Port scanning definition

Port scanning is a technique used to discover open ports (communication endpoints for sending and receiving data) on a computer network. Open ports represent potential targets, so port scanning is used by both cybersecurity professionals and hackers to probe networks for vulnerabilities.

See also: port knocking, Nmap, network port, cyberattack

How port scanning works

Port scanning works by sending a series of messages (called probes) to try to establish connections with ports on the target network. The response from the network tells the port scanner whether a port is open, closed, or filtered.

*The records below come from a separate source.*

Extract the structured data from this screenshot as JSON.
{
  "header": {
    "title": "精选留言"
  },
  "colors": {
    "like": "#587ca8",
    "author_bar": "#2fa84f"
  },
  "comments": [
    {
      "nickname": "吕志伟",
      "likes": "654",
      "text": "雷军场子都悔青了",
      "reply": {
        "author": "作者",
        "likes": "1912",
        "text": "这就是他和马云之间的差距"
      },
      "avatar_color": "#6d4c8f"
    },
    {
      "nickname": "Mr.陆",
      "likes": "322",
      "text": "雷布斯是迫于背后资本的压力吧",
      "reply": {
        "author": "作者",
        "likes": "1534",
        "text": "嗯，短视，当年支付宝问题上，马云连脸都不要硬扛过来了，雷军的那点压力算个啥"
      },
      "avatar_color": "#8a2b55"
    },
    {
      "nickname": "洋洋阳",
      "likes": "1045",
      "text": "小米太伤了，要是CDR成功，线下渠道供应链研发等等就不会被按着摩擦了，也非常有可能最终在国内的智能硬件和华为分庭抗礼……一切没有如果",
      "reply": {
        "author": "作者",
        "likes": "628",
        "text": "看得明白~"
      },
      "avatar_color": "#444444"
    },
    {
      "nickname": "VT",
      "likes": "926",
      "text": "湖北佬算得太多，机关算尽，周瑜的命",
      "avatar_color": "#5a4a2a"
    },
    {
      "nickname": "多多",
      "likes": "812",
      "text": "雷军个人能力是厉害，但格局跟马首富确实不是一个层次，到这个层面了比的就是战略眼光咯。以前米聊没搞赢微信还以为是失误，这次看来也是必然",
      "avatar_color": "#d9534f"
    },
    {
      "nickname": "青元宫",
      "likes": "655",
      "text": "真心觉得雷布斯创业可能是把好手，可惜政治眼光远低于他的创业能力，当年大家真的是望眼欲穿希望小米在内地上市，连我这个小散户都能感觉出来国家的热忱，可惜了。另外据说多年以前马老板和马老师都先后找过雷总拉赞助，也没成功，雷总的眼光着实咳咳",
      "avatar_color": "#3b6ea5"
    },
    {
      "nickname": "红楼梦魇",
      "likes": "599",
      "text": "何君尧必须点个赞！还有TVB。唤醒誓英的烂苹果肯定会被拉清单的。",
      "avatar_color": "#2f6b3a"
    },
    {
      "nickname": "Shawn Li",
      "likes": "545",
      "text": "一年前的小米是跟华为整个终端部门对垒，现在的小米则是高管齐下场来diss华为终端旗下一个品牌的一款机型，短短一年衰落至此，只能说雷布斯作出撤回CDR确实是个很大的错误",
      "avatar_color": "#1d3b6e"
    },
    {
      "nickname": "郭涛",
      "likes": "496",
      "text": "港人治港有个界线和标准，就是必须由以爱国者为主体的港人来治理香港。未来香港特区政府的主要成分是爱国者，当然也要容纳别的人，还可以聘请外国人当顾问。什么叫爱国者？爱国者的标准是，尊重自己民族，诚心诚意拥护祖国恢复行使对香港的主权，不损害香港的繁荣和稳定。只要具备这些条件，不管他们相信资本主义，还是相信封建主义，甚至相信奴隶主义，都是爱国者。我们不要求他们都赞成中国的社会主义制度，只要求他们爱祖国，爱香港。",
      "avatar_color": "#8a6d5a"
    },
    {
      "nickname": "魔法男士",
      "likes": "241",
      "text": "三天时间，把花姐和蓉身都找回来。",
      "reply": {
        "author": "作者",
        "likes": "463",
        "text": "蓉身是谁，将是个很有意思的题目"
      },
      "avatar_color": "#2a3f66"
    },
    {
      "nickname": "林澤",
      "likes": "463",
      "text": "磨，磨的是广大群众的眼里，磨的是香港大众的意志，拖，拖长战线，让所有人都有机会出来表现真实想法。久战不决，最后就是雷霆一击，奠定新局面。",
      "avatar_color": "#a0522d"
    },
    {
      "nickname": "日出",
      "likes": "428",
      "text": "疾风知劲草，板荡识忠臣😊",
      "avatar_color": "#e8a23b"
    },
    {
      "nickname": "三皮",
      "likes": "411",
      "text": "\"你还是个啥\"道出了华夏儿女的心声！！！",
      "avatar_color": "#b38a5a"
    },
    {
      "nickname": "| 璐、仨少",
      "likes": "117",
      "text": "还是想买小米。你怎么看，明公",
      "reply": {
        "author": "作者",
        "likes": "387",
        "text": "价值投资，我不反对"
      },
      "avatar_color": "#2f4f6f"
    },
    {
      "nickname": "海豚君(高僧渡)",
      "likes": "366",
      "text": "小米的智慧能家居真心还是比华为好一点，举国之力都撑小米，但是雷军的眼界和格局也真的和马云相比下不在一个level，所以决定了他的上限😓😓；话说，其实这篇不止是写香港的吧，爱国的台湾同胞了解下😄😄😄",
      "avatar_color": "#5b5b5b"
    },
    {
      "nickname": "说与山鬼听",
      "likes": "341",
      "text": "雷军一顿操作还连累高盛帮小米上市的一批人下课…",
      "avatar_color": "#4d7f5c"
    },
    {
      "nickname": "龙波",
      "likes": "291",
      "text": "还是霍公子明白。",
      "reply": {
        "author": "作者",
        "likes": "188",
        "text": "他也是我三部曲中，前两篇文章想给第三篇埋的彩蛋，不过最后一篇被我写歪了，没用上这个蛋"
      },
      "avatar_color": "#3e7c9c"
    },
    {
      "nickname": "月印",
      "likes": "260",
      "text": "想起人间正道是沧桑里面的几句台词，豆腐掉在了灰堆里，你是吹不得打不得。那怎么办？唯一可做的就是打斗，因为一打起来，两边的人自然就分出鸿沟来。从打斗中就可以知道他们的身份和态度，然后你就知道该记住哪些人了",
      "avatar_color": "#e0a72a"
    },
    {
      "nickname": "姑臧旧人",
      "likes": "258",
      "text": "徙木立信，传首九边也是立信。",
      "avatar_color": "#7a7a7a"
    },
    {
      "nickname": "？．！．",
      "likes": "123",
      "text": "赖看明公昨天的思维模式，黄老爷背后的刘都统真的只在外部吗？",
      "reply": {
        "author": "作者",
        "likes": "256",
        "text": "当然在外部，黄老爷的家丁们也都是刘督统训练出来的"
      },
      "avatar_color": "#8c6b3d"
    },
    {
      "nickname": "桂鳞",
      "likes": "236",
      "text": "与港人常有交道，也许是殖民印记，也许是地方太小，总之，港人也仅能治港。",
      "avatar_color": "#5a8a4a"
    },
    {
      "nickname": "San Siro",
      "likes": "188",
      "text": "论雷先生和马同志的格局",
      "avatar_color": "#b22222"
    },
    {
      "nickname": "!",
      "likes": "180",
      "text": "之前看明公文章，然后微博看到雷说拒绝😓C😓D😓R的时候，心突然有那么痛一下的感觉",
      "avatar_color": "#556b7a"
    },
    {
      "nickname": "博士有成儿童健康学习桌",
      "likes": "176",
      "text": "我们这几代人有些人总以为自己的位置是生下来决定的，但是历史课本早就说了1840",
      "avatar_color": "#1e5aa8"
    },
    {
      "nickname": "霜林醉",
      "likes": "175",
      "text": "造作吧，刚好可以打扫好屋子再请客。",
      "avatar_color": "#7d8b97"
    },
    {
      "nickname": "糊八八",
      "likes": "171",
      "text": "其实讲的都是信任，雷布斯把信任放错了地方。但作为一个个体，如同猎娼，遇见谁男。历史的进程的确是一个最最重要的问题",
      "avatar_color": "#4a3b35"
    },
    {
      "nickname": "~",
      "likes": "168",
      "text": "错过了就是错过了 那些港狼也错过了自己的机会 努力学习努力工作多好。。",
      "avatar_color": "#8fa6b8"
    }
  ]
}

Common types of port scanning

  • TCP (Connect) scan: The simplest and most reliable type of port scanning, TCP scanning is also the easiest to detect. In TCP scanning, the probes try to establish a connection to each port on the target network — if an open port is discovered, the port scanner completes the TCP handshake and closes the connection to prevent DDoS attacks.
  • SYN scan: SYN scanning is a type of TCP scanning that uses a more stealthy approach. In SYN scanning, the port scanner sends SYN packets to each port on the target network and analyzes the response. A returning SYN/ACK packet means the port is open, while a RST packet means the port is closed.
  • UDP scan: In UDP scanning, the port scanner sends UDP packets to each port on the target network. If a port is closed, the network will respond with an ICMP message stating that the port is unreachable. If the port scanner receives no response from the network, the port is considered to be potentially open (although it may be filtered or firewalled).